Iraq War 10th Anniversary: How Did The Media Respond?

Owen Poindexter
Some have called the media's compliance with the Bush Administration its darkest hour. Did they learn their lesson? We can tell from how the media reacted to the Iraq War's 10th anniversary.

The Christian Science Monitor asked a question many Americans were wondering on the Iraq War's tenth anniversary.
The media's droning repetition of Bush-Cheney talking points in the lead up to the Iraq War, and the severely unbalanced coverage tilted toward guests and stories that showed the war in a positive light is considered by many to be one of the darkest hours in American media, especially in the last few decades. With the tenth anniversary of the start of the Iraq War this week, we took a look at how the media covered the event. The result: total 180. Or, almost total. 175, perhaps. After all, Fox News still exists. Fox ran pro-war opinion pieces by an Iraq veteran and unrepentant neo-con Paul Wolfowitz, and released a poll saying that Americans feel safer post-Iraq War.
As for the rest of the media...
USA Today: 10 Years Later, Many See Iraq War As Costly Mistake
CBS News: Iraq War: Was It Worth It?
Reuters Op-Ed: The Iraq War's Most Damaging Legacy
The Economist: Decade of Regret
The Week: The Cost of Iraq War: 190,000 Lives, $2.2 Trillion
Al Jazeera: Have Lessons Been Learned From the Iraq War
New York Times: Iraq War's Tenth Anniversary Is Barely Noted In Washington
The Wall St.
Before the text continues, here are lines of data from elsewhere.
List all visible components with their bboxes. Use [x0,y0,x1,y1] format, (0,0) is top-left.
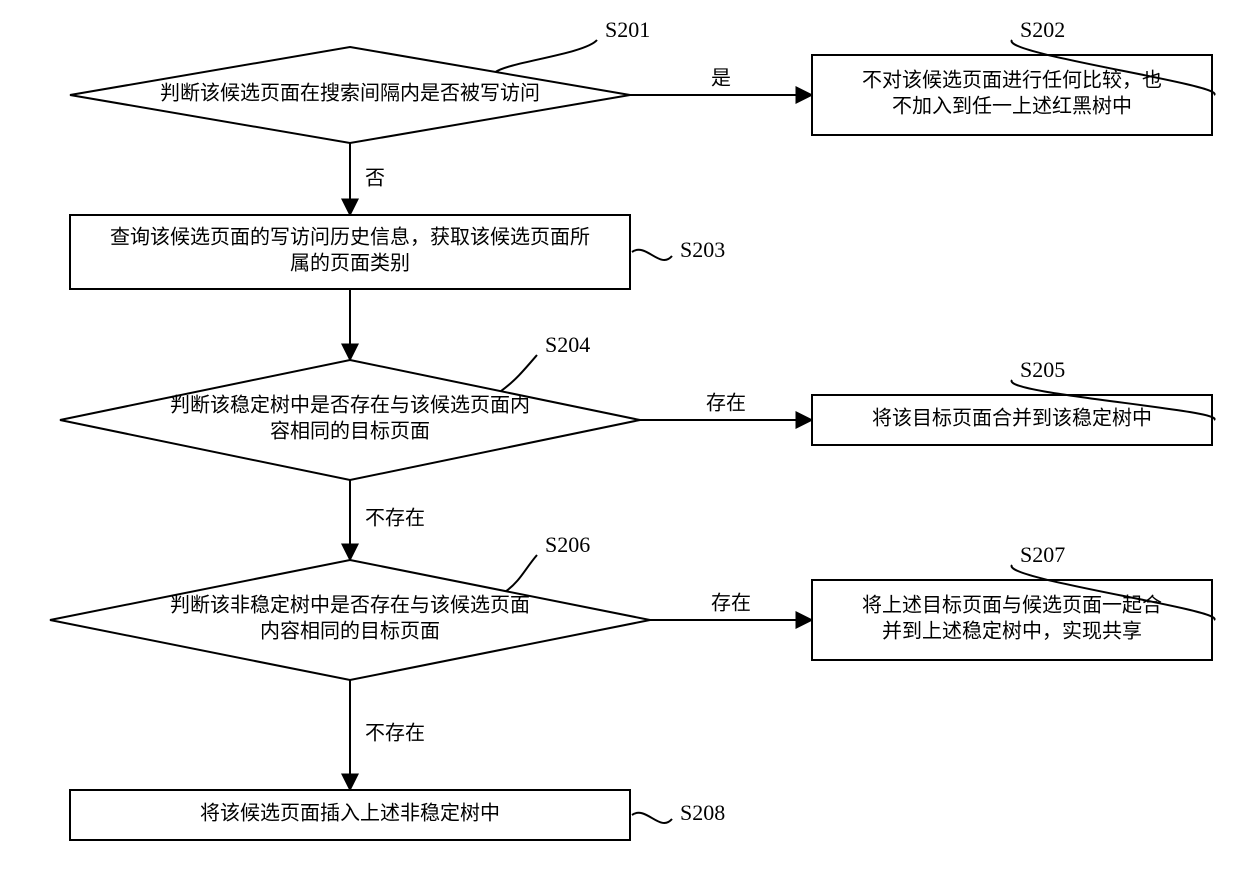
node-s207: 将上述目标页面与候选页面一起合并到上述稳定树中，实现共享 [812,580,1212,660]
step-label-s204: S204 [501,332,590,391]
svg-text:将该目标页面合并到该稳定树中: 将该目标页面合并到该稳定树中 [872,407,1152,430]
node-s208: 将该候选页面插入上述非稳定树中 [70,790,630,840]
edge-s201_no: 否 [350,143,385,215]
svg-text:查询该候选页面的写访问历史信息，获取该候选页面所: 查询该候选页面的写访问历史信息，获取该候选页面所 [110,226,590,249]
svg-text:不存在: 不存在 [365,722,425,745]
svg-text:将该候选页面插入上述非稳定树中: 将该候选页面插入上述非稳定树中 [200,802,500,825]
svg-text:不存在: 不存在 [365,507,425,530]
edge-s201_yes: 是 [630,68,812,95]
nodes-layer: 判断该候选页面在搜索间隔内是否被写访问 不对该候选页面进行任何比较，也不加入到任一… [50,47,1212,840]
svg-text:存在: 存在 [711,592,751,615]
svg-text:容相同的目标页面: 容相同的目标页面 [270,420,430,443]
step-label-s208: S208 [632,800,725,825]
edge-s206_yes: 存在 [650,592,812,620]
svg-text:S208: S208 [680,800,725,825]
svg-text:属的页面类别: 属的页面类别 [290,252,410,275]
node-s206: 判断该非稳定树中是否存在与该候选页面内容相同的目标页面 [50,560,650,680]
svg-text:不加入到任一上述红黑树中: 不加入到任一上述红黑树中 [892,95,1132,118]
svg-text:S201: S201 [605,17,650,42]
flowchart-canvas: 是否存在不存在存在不存在 判断该候选页面在搜索间隔内是否被写访问不对该候选页面进… [0,0,1240,883]
svg-text:否: 否 [365,168,385,190]
node-s202: 不对该候选页面进行任何比较，也不加入到任一上述红黑树中 [812,55,1212,135]
svg-text:S206: S206 [545,532,590,557]
svg-text:并到上述稳定树中，实现共享: 并到上述稳定树中，实现共享 [882,620,1142,643]
svg-text:S207: S207 [1020,542,1065,567]
edge-s204_yes: 存在 [640,392,812,420]
svg-text:内容相同的目标页面: 内容相同的目标页面 [260,620,440,643]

Journal: Lessons From Iraq War: Army Leaders Meet On 10th Anniversary
Some columnists took the occasion to call out the media for its role in sending us to war:
LA Times Op-Ed: Iraq War 1th Anniversary: A dark mark for news media
U.S. News: 6 Predictions Days Before The Iraq War
The Atlantic Wire: How To Write An Iraq War Apologia

It's clear enough that we have a different media than we did ten years ago. It's more diffuse, but also more critical. Before we invaded Iraq, the Bush Administration launched a successful war on dissenters who questioned the wisdom of what we were doing. While it's harder for Washington to learn its lesson (defense lobbyists still exist, sadly), the media seems to have gotten better. That's a good thing, because a good democracy requires a good media, and we saw how a lapse in one quickly causes a lapse in both.